Seekor Gajah Sumatra Lahir di Riau, Tanda Konservasi Berhasil

Reading time: 2 menit
Gajah sumatra (Elephas maximus sumatrana). Foto: KLHK
Gajah sumatra (Elephas maximus sumatrana). Foto: KLHK

Jakarta (Greeners) – Seekor gajah sumatra (Elephas maximus sumatrana) telah lahir pada Sabtu, (6/4) pada pukul 03.30 WIB di Pusat Konservasi Gajah (PKG), Provinsi Riau. Kelahiran ini menandakan upaya konservasi gajah berjalan terus dan berhasil.

Anak gajah tersebut lahir dari induk gajah betina bernama “Fuja” (20 Tahun) dan induk jantan bernama “Sarma” (25 tahun). Keduanya berasal dari hasil evakuasi akibat korban jerat satwa di wilayah Kampar Kiri pada tahun 2008.

Peneliti dan aktivis lingkungan hidup Rheza Maulana mengatakan kabar tersebut sangat menggembirakan. Sebab, saat ini gajah sumatra merupakan hewan endemik Indonesia dan berada di ambang kepunahan.

“Setiap kelahiran berarti kan berkontribusi pada pertambahan populasi. Kabar ini juga perlu diapresiasi dan disebarluaskan untuk memupuk optimisme masyarakat,” kata Rheza kepada Greeners, Selasa (15/4).

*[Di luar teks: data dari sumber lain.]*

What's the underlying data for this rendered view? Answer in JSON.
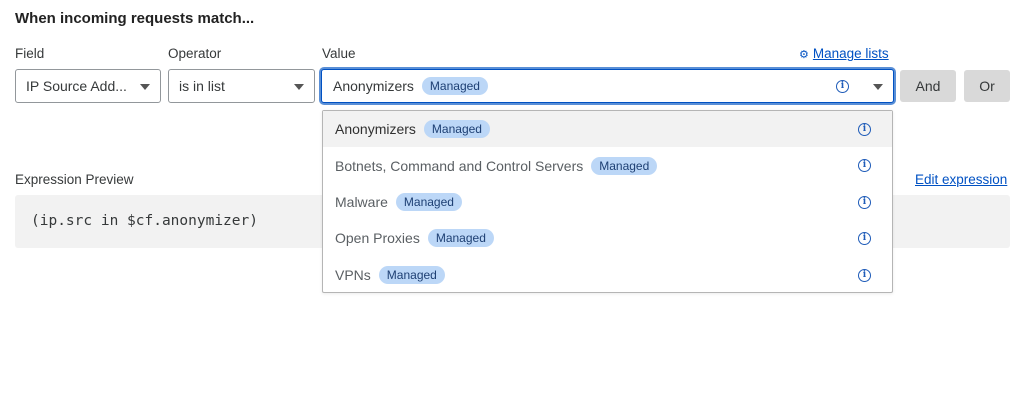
{
  "heading": "When incoming requests match...",
  "labels": {
    "field": "Field",
    "operator": "Operator",
    "value": "Value"
  },
  "manage_lists": {
    "icon": "gear-icon",
    "label": "Manage lists"
  },
  "field_select": {
    "value": "IP Source Add..."
  },
  "operator_select": {
    "value": "is in list"
  },
  "value_select": {
    "value": "Anonymizers",
    "badge": "Managed"
  },
  "buttons": {
    "and": "And",
    "or": "Or"
  },
  "dropdown": {
    "options": [
      {
        "label": "Anonymizers",
        "badge": "Managed",
        "selected": true
      },
      {
        "label": "Botnets, Command and Control Servers",
        "badge": "Managed"
      },
      {
        "label": "Malware",
        "badge": "Managed"
      },
      {
        "label": "Open Proxies",
        "badge": "Managed"
      },
      {
        "label": "VPNs",
        "badge": "Managed"
      }
    ]
  },
  "expression": {
    "label": "Expression Preview",
    "edit_label": "Edit expression",
    "code": "(ip.src in $cf.anonymizer)"
  },
  "info_glyph": "i",
  "colors": {
    "accent": "#0051c3",
    "badge_bg": "#bcd7f7",
    "button_bg": "#d9d9d9",
    "preview_bg": "#f2f2f2"
  }
}
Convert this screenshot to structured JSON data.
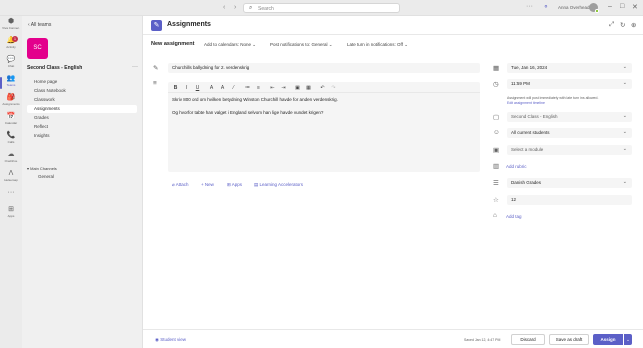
{
  "topbar": {
    "search_placeholder": "Search",
    "user_name": "Anna Overhead",
    "nav_back": "‹",
    "nav_forward": "›",
    "more": "···",
    "minimize": "–",
    "maximize": "□",
    "close": "✕"
  },
  "rail": {
    "items": [
      {
        "label": "Viva Connec.",
        "icon": "⬢"
      },
      {
        "label": "Activity",
        "icon": "🔔",
        "badge": "1"
      },
      {
        "label": "Chat",
        "icon": "💬"
      },
      {
        "label": "Teams",
        "icon": "👥",
        "active": true
      },
      {
        "label": "Assignments",
        "icon": "🎒"
      },
      {
        "label": "Calendar",
        "icon": "📅"
      },
      {
        "label": "Calls",
        "icon": "📞"
      },
      {
        "label": "OneDrive",
        "icon": "☁"
      },
      {
        "label": "Helsemap",
        "icon": "Ʌ"
      },
      {
        "label": "",
        "icon": "···"
      },
      {
        "label": "Apps",
        "icon": "⊞"
      }
    ]
  },
  "classbar": {
    "back_label": "All teams",
    "avatar_initials": "SC",
    "avatar_color": "#e3008c",
    "class_name": "Second Class - English",
    "nav": [
      "Home page",
      "Class Notebook",
      "Classwork",
      "Assignments",
      "Grades",
      "Reflect",
      "Insights"
    ],
    "active_nav": "Assignments",
    "channels_label": "Main Channels",
    "channel_general": "General"
  },
  "header": {
    "title": "Assignments"
  },
  "subbar": {
    "new_assignment": "New assignment",
    "add_to_calendars": "Add to calendars: None",
    "post_notifications": "Post notifications to: General",
    "late_turn_in": "Late turn in notifications: Off"
  },
  "form": {
    "title_value": "Churchills ballydning for 2. verdenskrig",
    "toolbar": [
      "B",
      "I",
      "U",
      "A",
      "A",
      "⁄",
      "≔",
      "≡",
      "⇤",
      "⇥",
      "▣",
      "▦",
      "↶",
      "↷"
    ],
    "instructions": [
      "Skriv 800 ord om hvilken betydning Winston Churchill havde for anden verdenskrig.",
      "Og hvorfor tabte han valget i England selvom han lige havde vundet krigen?"
    ],
    "actions": {
      "attach": "Attach",
      "new": "New",
      "apps": "Apps",
      "learning_accelerators": "Learning Accelerators"
    },
    "due_date": "Tue, Jan 16, 2024",
    "due_time": "11:59 PM",
    "schedule_note": "Assignment will post immediately with late turn ins allowed.",
    "schedule_link": "Edit assignment timeline",
    "class_select": "Second Class - English",
    "students_select": "All current students",
    "module_placeholder": "Select a module",
    "add_rubric": "Add rubric",
    "grading_scheme": "Danish Grades",
    "points": "12",
    "add_tag": "Add tag"
  },
  "footer": {
    "student_view": "Student view",
    "saved_status": "Saved Jan 12, 4:47 PM",
    "discard": "Discard",
    "save_draft": "Save as draft",
    "assign": "Assign",
    "assign_more": "⌄"
  },
  "colors": {
    "accent": "#5b5fc7",
    "class_avatar": "#e3008c"
  }
}
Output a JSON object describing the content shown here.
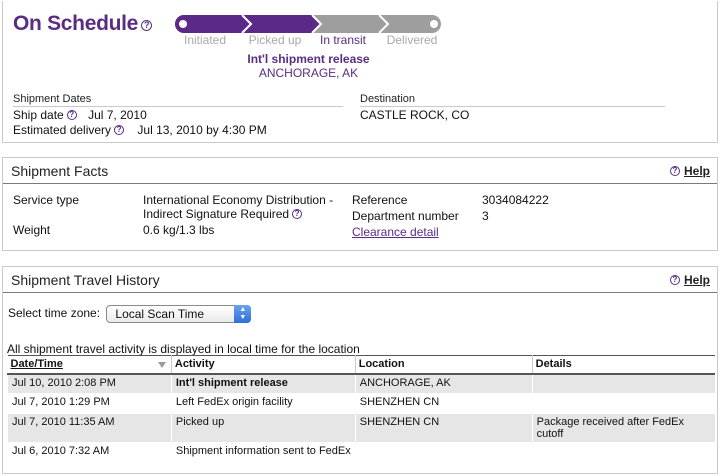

BACA JUGA: Anak Badak Sumatra Lahir di TNWK, Tanda Ekosistem Membaik

Sementara itu, pengecekan kesehatan dan pengukuran morfometri anak gajah juga telah tim Balai Besar KSDA Riau lakukan. Dari pengecekan tersebut telah teridentifikasi bahwa gajah memiliki tinggi badan 75 cm, lingkar dada 97 cm, panjang badan 97 cm, berat badan 75,5 kg dan berjenis kelamin betina. Kondisi induk dan anak gajah dalam keadaan sehat serta menunjukkan vitalitas normal.

Tim dokter hewan dan perawat medis satwa dari Balai Besar KSDA Riau terus memantau intensif kondisi kesehatan induk dan anak gajah tersebut. Direktur Jenderal Konservasi Sumber Daya Alam dan Ekosistem (KSDAE), Satyawan Pudyatmoko berharap, gajah sumatra yang baru lahir pada bulan Ramadan dapat menjadi cahaya kebaikan bagi dunia konservasi.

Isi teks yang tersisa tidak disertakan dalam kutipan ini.